The judge can decide to make an order for absolute possession of the property; this means you won't need to attend a court hearing and the tenant must leave the property by a specified date (usually within 14 days from the date of the possession order).

If, however, the judge isn't satisfied that the claim form for possession of the property (form N5B) was served on the tenant or that you've properly established a right to possession, the judge may set a date for you to attend a court hearing (or even dismiss the claim).

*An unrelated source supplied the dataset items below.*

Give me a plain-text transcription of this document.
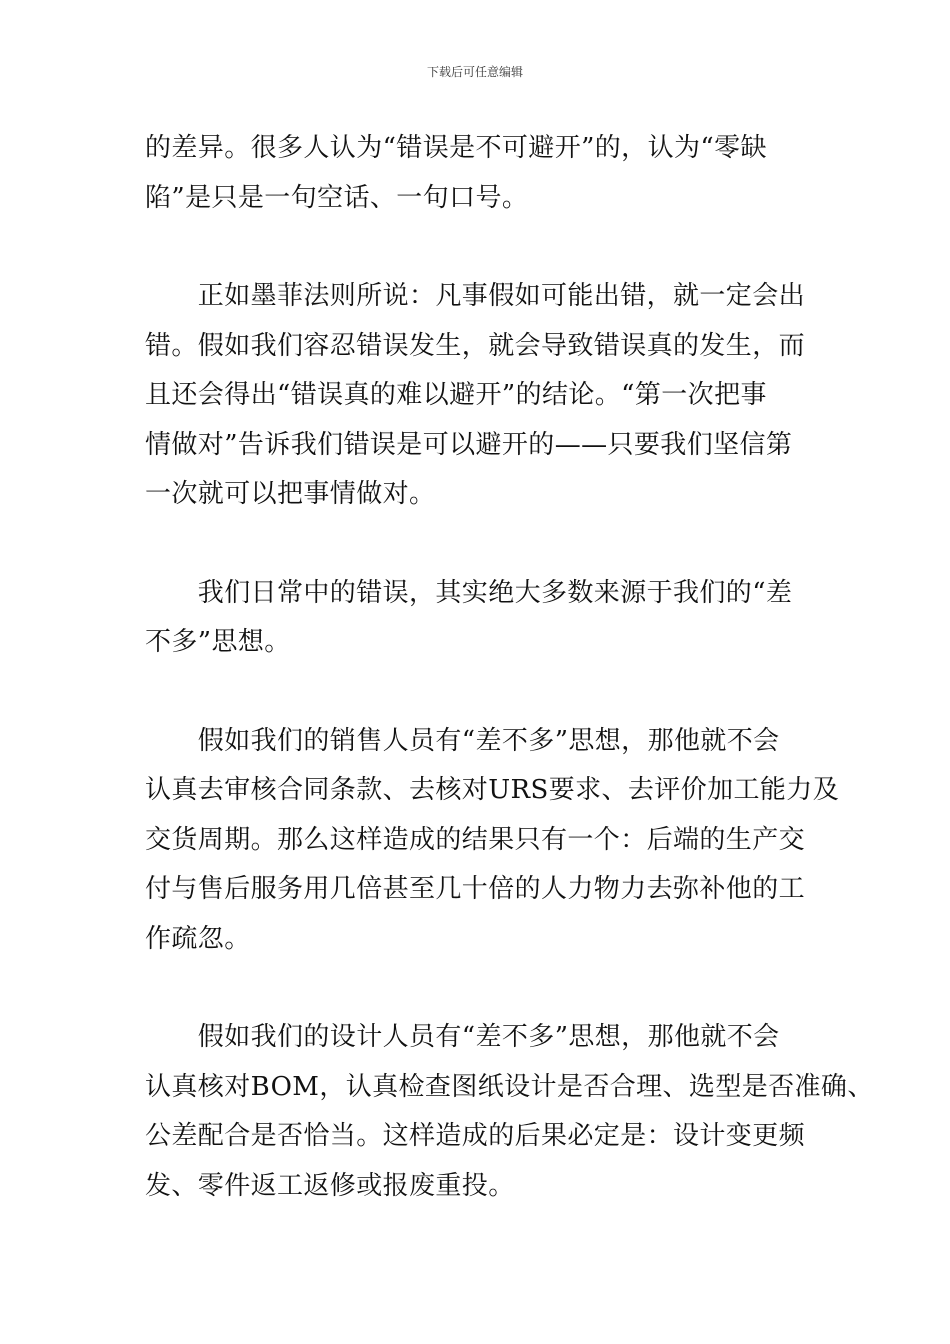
下载后可任意编辑

的差异。很多人认为“错误是不可避开”的，认为“零缺
陷”是只是一句空话、一句口号。

　　正如墨菲法则所说：凡事假如可能出错，就一定会出
错。假如我们容忍错误发生，就会导致错误真的发生，而
且还会得出“错误真的难以避开”的结论。“第一次把事
情做对”告诉我们错误是可以避开的——只要我们坚信第
一次就可以把事情做对。

　　我们日常中的错误，其实绝大多数来源于我们的“差
不多”思想。

　　假如我们的销售人员有“差不多”思想，那他就不会
认真去审核合同条款、去核对URS要求、去评价加工能力及
交货周期。那么这样造成的结果只有一个：后端的生产交
付与售后服务用几倍甚至几十倍的人力物力去弥补他的工
作疏忽。

　　假如我们的设计人员有“差不多”思想，那他就不会
认真核对BOM，认真检查图纸设计是否合理、选型是否准确、
公差配合是否恰当。这样造成的后果必定是：设计变更频
发、零件返工返修或报废重投。
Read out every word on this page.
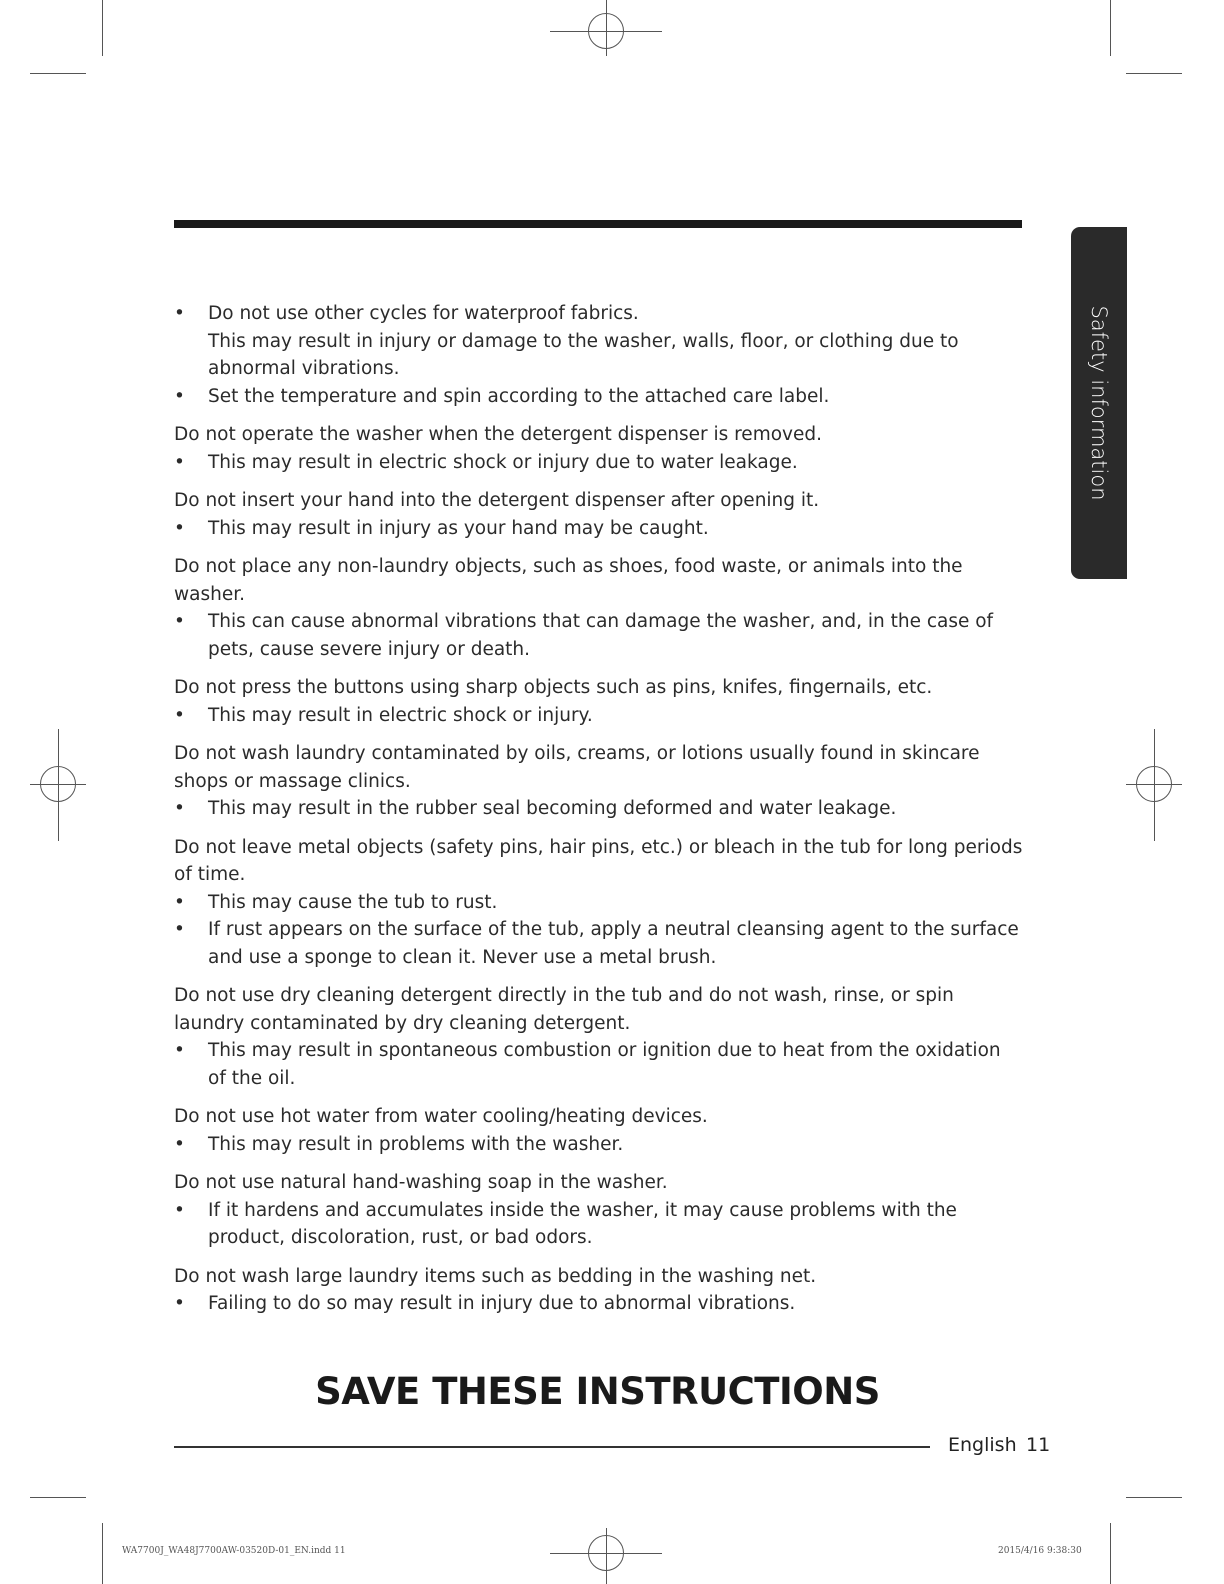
Safety information
• Do not use other cycles for waterproof fabrics.
This may result in injury or damage to the washer, walls, floor, or clothing due to abnormal vibrations.
• Set the temperature and spin according to the attached care label.

Do not operate the washer when the detergent dispenser is removed.

• This may result in electric shock or injury due to water leakage.

Do not insert your hand into the detergent dispenser after opening it.

• This may result in injury as your hand may be caught.

Do not place any non-laundry objects, such as shoes, food waste, or animals into the washer.

• This can cause abnormal vibrations that can damage the washer, and, in the case of pets, cause severe injury or death.

Do not press the buttons using sharp objects such as pins, knifes, fingernails, etc.

• This may result in electric shock or injury.

Do not wash laundry contaminated by oils, creams, or lotions usually found in skincare shops or massage clinics.

• This may result in the rubber seal becoming deformed and water leakage.

Do not leave metal objects (safety pins, hair pins, etc.) or bleach in the tub for long periods of time.

• This may cause the tub to rust.
• If rust appears on the surface of the tub, apply a neutral cleansing agent to the surface and use a sponge to clean it. Never use a metal brush.

Do not use dry cleaning detergent directly in the tub and do not wash, rinse, or spin laundry contaminated by dry cleaning detergent.

• This may result in spontaneous combustion or ignition due to heat from the oxidation of the oil.

Do not use hot water from water cooling/heating devices.

• This may result in problems with the washer.

Do not use natural hand-washing soap in the washer.

• If it hardens and accumulates inside the washer, it may cause problems with the product, discoloration, rust, or bad odors.

Do not wash large laundry items such as bedding in the washing net.

• Failing to do so may result in injury due to abnormal vibrations.
SAVE THESE INSTRUCTIONS
English 11
WA7700J_WA48J7700AW-03520D-01_EN.indd 11	2015/4/16 9:38:30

If the tenant applies to postpone possession because of 'exceptional hardship' and the court accepts this, the court may give the tenant up to 6 weeks to leave the property (instead of the usual 14 days). If this happens, you (or your legal representative) can ask to attend a court hearing to raise objections to the tenant's application to postpone possession.

If the tenant ignores an eviction order

You must not evict the tenant yourself.

If the court makes an absolute order for possession and the tenant doesn't leave by the date stated in the possession order, you must:

  • Apply to the court for a warrant for possession – using court form N325.
  • Send this form to the court, with a cheque for the court fee made payable to HMCTS. To find the amount of the court fee, see leaflet EX50 on the Court Service website.

The court will arrange for court bailiffs to evict the tenant on your behalf.

Be aware that if the tenant doesn't move out by the date stated in the possession order and you ask them to pay rent, the court could rule that a new tenancy has arisen. You may be entitled to be paid damages if they remain in possession without permission. You should seek legal advice in these circumstances.